Nie uznajemy zasady, że dziecko to przeszkoda do zrobienia treningu. Wiosną, latem i jesienią staramy się przy naszych treningach organizować treningi dla dzieci, aby ograniczać wymówki. Zachęcamy do aktywności także ojców. Na blogu mamy kategorię Tata trenuje, pisaną przez tatę.

Staramy się też być dla siebie wsparciem. Na biegi jeździmy „stadnie”, całymi rodzinami. Zawsze jedna osoba jest oddelegowana do ogarniania dzieci, tak by reszta mogła swobodnie pobiegać. Dzięki temu na mecie zawsze mamy potężną armię kibiców. Potem cała wataha rusza na kawę i lody!

Dzięki temu mamy wspaniałe wspomnienia i cudownych przyjaciół na lata. Inaczej cieszą też medale. Choć z jednej imprezy przeciętnie rodzina przywozi 3 lub 4 i potem kłopot, bo gdzie to wieszać, to jednak te zdobyte rodzinnie dają największą satysfakcję.

Czy są plany dalszego rozszerzania projektu?

Planów na rozszerzenie projektu jest bardzo dużo. Nasze pomysły nigdy się nie kończą. Jednak przed nami jest wiele ograniczeń i przeszkód, które nas spowalniają. By był rozwój, potrzebne są środki na inwestycje. Z tym zawsze jest krucho. Na szczęście bardzo powoli udaje nam się zdobywać zaufanie marek, które czasem wspierają nasze pomysły. Staramy się wykorzystać każdą okazję i każdą formę wsparcia. Dbamy także o przygotowanie ofert współpracy w taki sposób, by jak najlepiej pokazać potencjał naszych partnerów i odwdzięczyć się za wsparcie.

Czy dzięki aktywności medialnej jesteście rozpoznawalni w Polsce? Na warszawskich i wyjazdowych biegach podchodzą do Was ludzie i mówią że o Was czytali albo słyszeli?

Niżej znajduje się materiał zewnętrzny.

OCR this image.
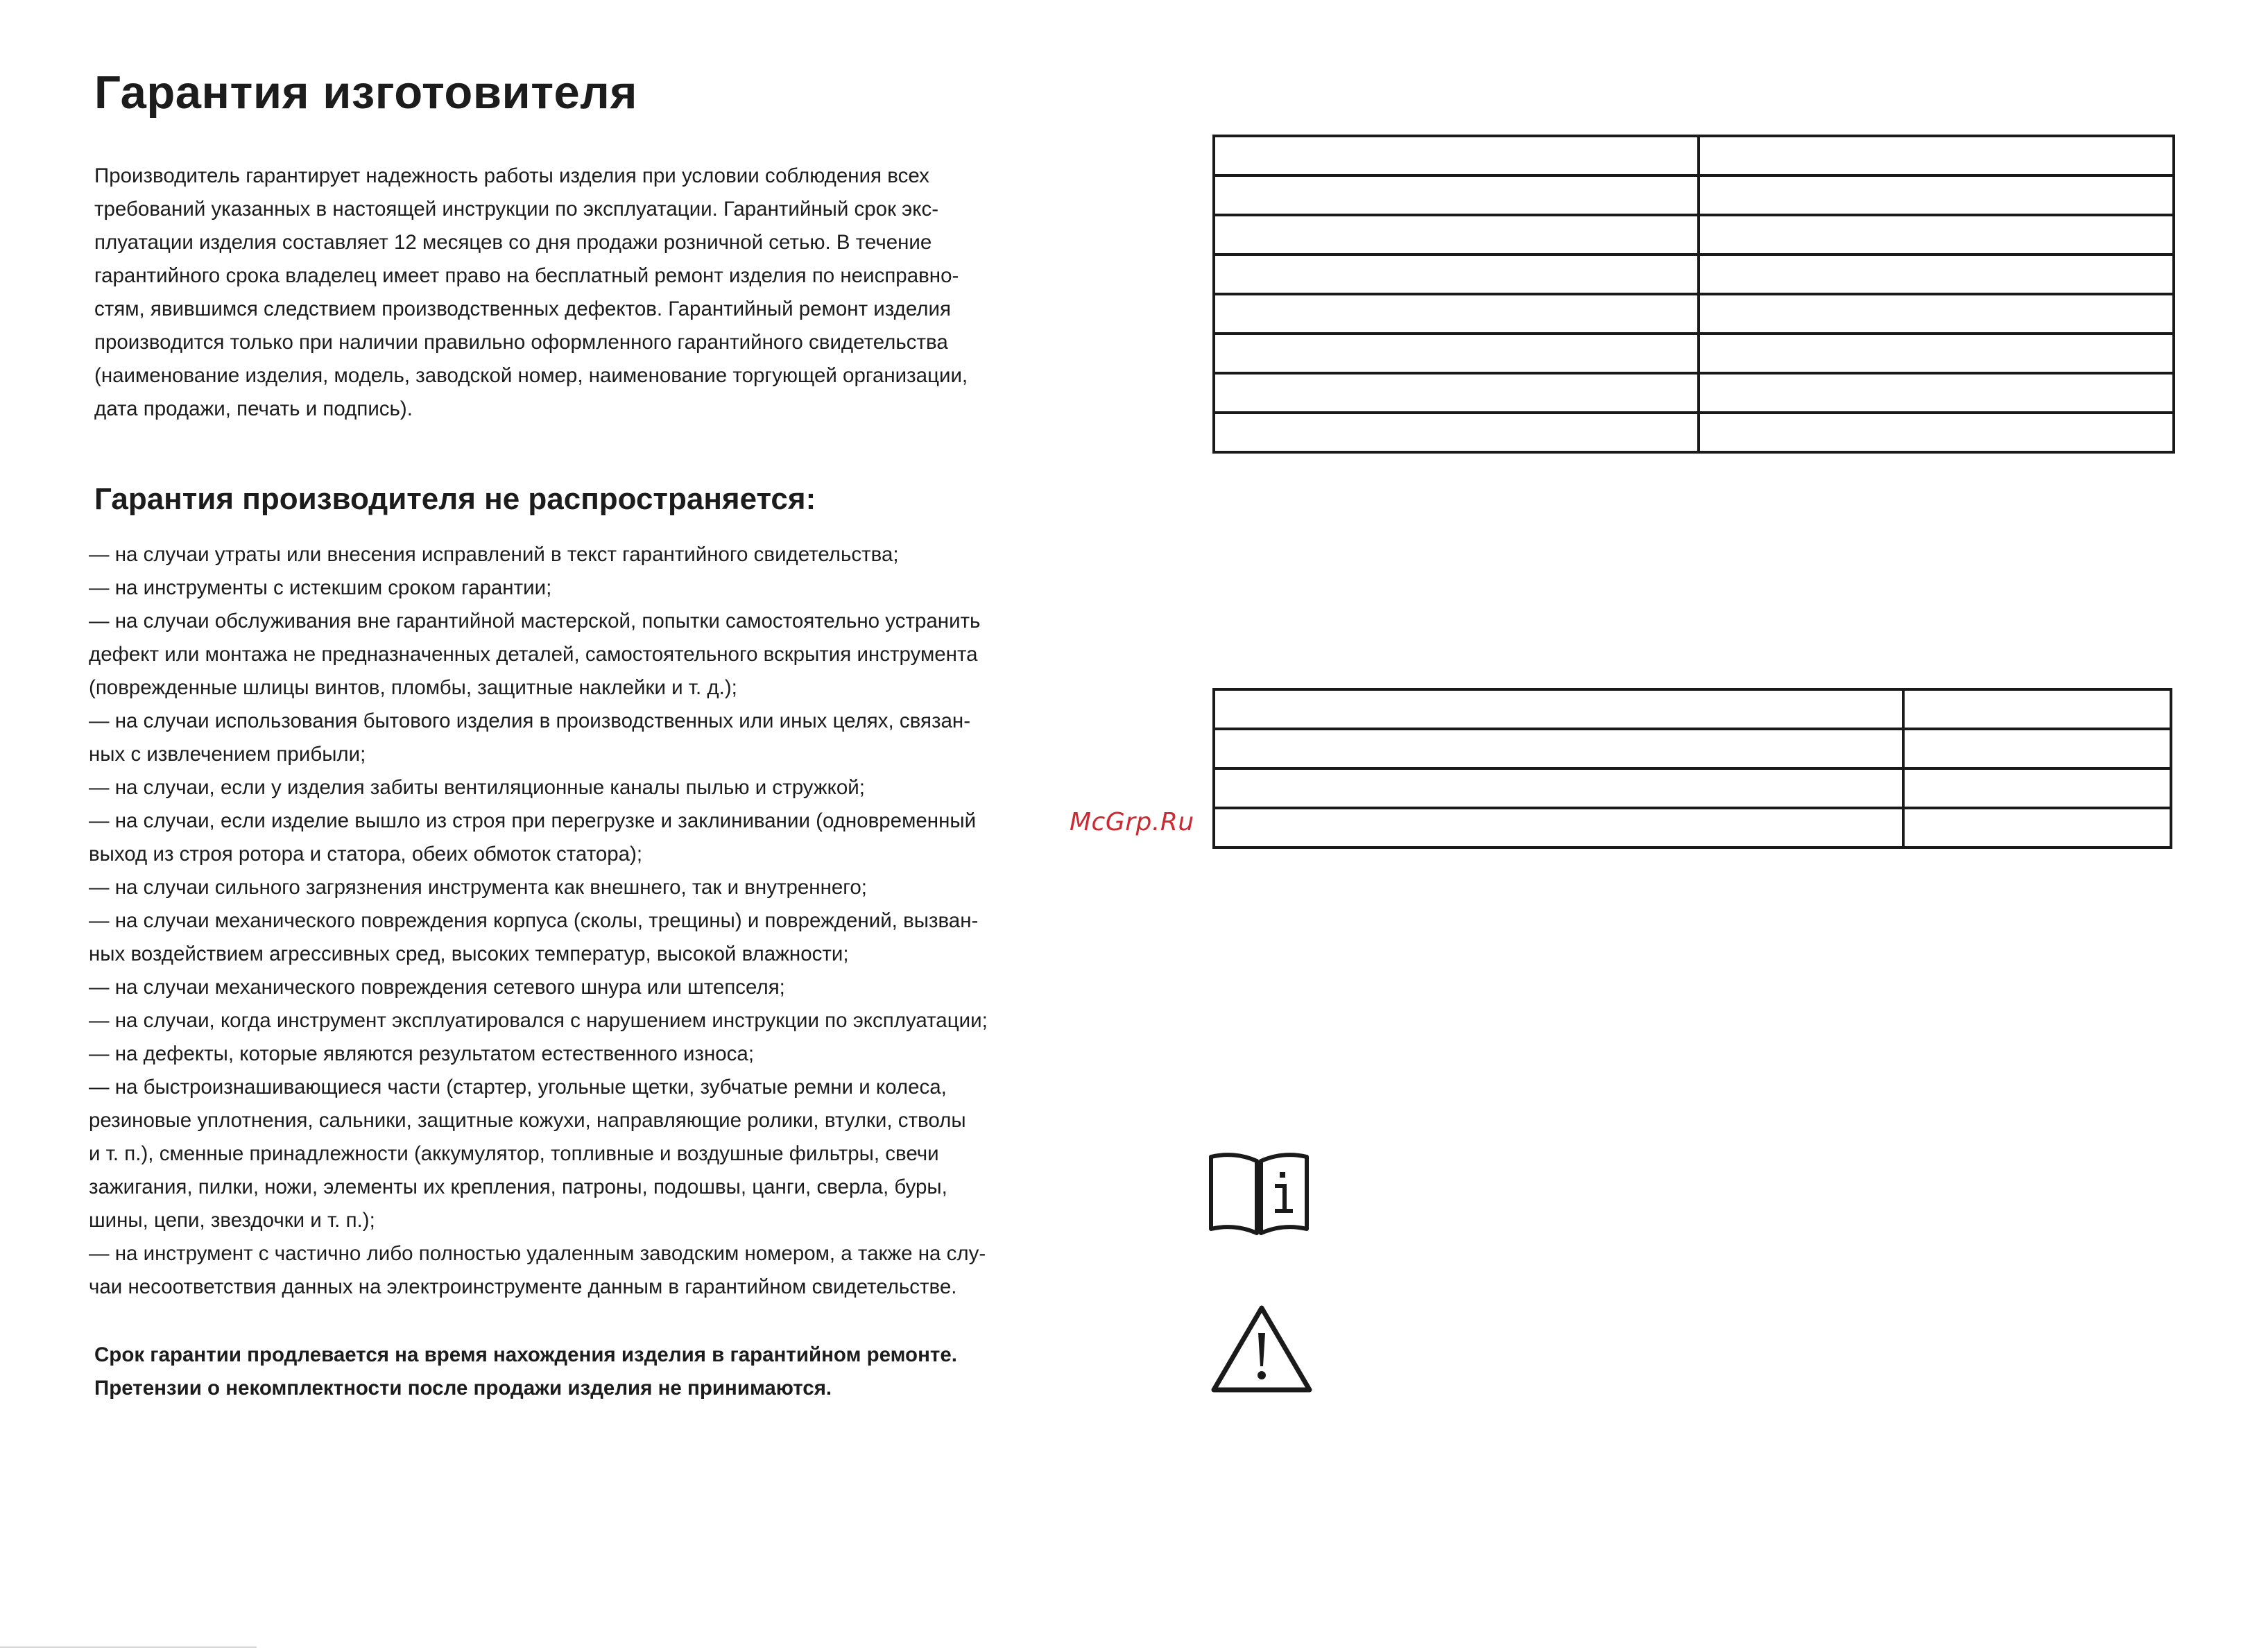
Гарантия изготовителя
Производитель гарантирует надежность работы изделия при условии соблюдения всех
требований указанных в настоящей инструкции по эксплуатации. Гарантийный срок экс-
плуатации изделия составляет 12 месяцев со дня продажи розничной сетью. В течение
гарантийного срока владелец имеет право на бесплатный ремонт изделия по неисправно-
стям, явившимся следствием производственных дефектов. Гарантийный ремонт изделия
производится только при наличии правильно оформленного гарантийного свидетельства
(наименование изделия, модель, заводской номер, наименование торгующей организации,
дата продажи, печать и подпись).
Гарантия производителя не распространяется:
— на случаи утраты или внесения исправлений в текст гарантийного свидетельства;
— на инструменты с истекшим сроком гарантии;
— на случаи обслуживания вне гарантийной мастерской, попытки самостоятельно устранить
дефект или монтажа не предназначенных деталей, самостоятельного вскрытия инструмента
(поврежденные шлицы винтов, пломбы, защитные наклейки и т. д.);
— на случаи использования бытового изделия в производственных или иных целях, связан-
ных с извлечением прибыли;
— на случаи, если у изделия забиты вентиляционные каналы пылью и стружкой;
— на случаи, если изделие вышло из строя при перегрузке и заклинивании (одновременный
выход из строя ротора и статора, обеих обмоток статора);
— на случаи сильного загрязнения инструмента как внешнего, так и внутреннего;
— на случаи механического повреждения корпуса (сколы, трещины) и повреждений, вызван-
ных воздействием агрессивных сред, высоких температур, высокой влажности;
— на случаи механического повреждения сетевого шнура или штепселя;
— на случаи, когда инструмент эксплуатировался с нарушением инструкции по эксплуатации;
— на дефекты, которые являются результатом естественного износа;
— на быстроизнашивающиеся части (стартер, угольные щетки, зубчатые ремни и колеса,
резиновые уплотнения, сальники, защитные кожухи, направляющие ролики, втулки, стволы
и т. п.), сменные принадлежности (аккумулятор, топливные и воздушные фильтры, свечи
зажигания, пилки, ножи, элементы их крепления, патроны, подошвы, цанги, сверла, буры,
шины, цепи, звездочки и т. п.);
— на инструмент с частично либо полностью удаленным заводским номером, а также на слу-
чаи несоответствия данных на электроинструменте данным в гарантийном свидетельстве.
Срок гарантии продлевается на время нахождения изделия в гарантийном ремонте.
Претензии о некомплектности после продажи изделия не принимаются.
McGrp.Ru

Media mają magiczną moc. Dzięki artykułom w prasie, na portalach internetowych, występach w radio czy TV ludzie nas kojarzą. Bardzo pomaga nam w tym także FB i nasze konta na Instagramie. To co nas bardzo cieszy, to są bardzo pozytywne skojarzenia. Tam gdzie pojawiają się Mamy ruszamy, nasze rodziny, dzieciaki, tworzy się magia rodzinna i ciepła atmosfera. Bardzo dziwi nas rozpoznawalność podczas biegów. Ten moment kiedy na biegu, w obcym mieście, ktoś krzyczy… Dawaj Ilona! Biegnij Ola biegnij! – jest bezcenny. Zdajesz sobie sprawę, że nie jesteś dziewczyną z internetów, tylko jesteś tą konkretną Iloną czy Olą z Mamy ruszamy.

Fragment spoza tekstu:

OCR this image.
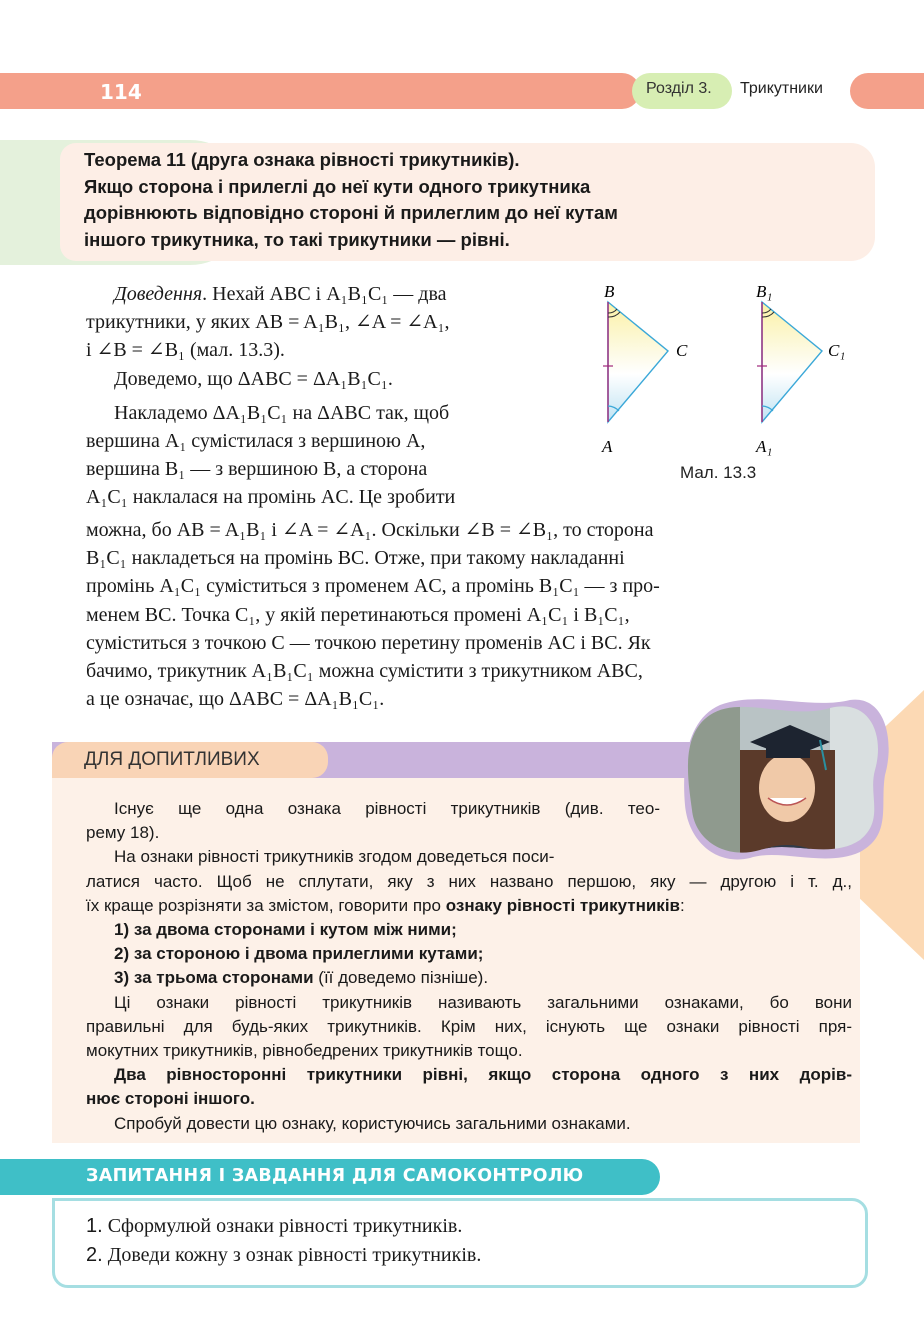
114	Розділ 3. Трикутники
Теорема 11 (друга ознака рівності трикутників).
Якщо сторона і прилеглі до неї кути одного трикутника
дорівнюють відповідно стороні й прилеглим до неї кутам
іншого трикутника, то такі трикутники — рівні.
Доведення. Нехай ABC і A₁B₁C₁ — два
трикутники, у яких AB = A₁B₁, ∠A = ∠A₁,
і ∠B = ∠B₁ (мал. 13.3).
Доведемо, що ΔABC = ΔA₁B₁C₁.
Накладемо ΔA₁B₁C₁ на ΔABC так, щоб
вершина A₁ сумістилася з вершиною A,
вершина B₁ — з вершиною B, а сторона
A₁C₁ наклалася на промінь AC. Це зробити
можна, бо AB = A₁B₁ і ∠A = ∠A₁. Оскільки ∠B = ∠B₁, то сторона
B₁C₁ накладеться на промінь BC. Отже, при такому накладанні
промінь A₁C₁ суміститься з променем AC, а промінь B₁C₁ — з про-
менем BC. Точка C₁, у якій перетинаються промені A₁C₁ і B₁C₁,
суміститься з точкою C — точкою перетину променів AC і BC. Як
бачимо, трикутник A₁B₁C₁ можна сумістити з трикутником ABC,
а це означає, що ΔABC = ΔA₁B₁C₁.
B
C
A
B₁
C₁
A₁
Мал. 13.3
ДЛЯ ДОПИТЛИВИХ
Існує ще одна ознака рівності трикутників (див. тео-
рему 18).
На ознаки рівності трикутників згодом доведеться поси-
латися часто. Щоб не сплутати, яку з них названо першою, яку — другою і т. д.,
їх краще розрізняти за змістом, говорити про ознаку рівності трикутників:
1) за двома сторонами і кутом між ними;
2) за стороною і двома прилеглими кутами;
3) за трьома сторонами (її доведемо пізніше).
Ці ознаки рівності трикутників називають загальними ознаками, бо вони
правильні для будь-яких трикутників. Крім них, існують ще ознаки рівності пря-
мокутних трикутників, рівнобедрених трикутників тощо.
Два рівносторонні трикутники рівні, якщо сторона одного з них дорів-
нює стороні іншого.
Спробуй довести цю ознаку, користуючись загальними ознаками.
ЗАПИТАННЯ І ЗАВДАННЯ ДЛЯ САМОКОНТРОЛЮ
1. Сформулюй ознаки рівності трикутників.
2. Доведи кожну з ознак рівності трикутників.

Bardzo nas cieszy, że dziewczyny utożsamiają się z naszą marką. Nasze serce się raduje, kiedy przeglądając listę startową przypadkowego biegu znajdujemy na nim nazwiska przypisane do drużyny Mamy ruszamy. Jest nam niezwykle miło, gdy dziewczyny zakładają nasze koszulki na starty czy treningi. Wtedy dociera do nas, że… mamy dla kogo to robić!

Serdecznie dziękujemy za rozmowę i życzymy szczęśliwego i jeszcze bardziej aktywnego Nowego Roku!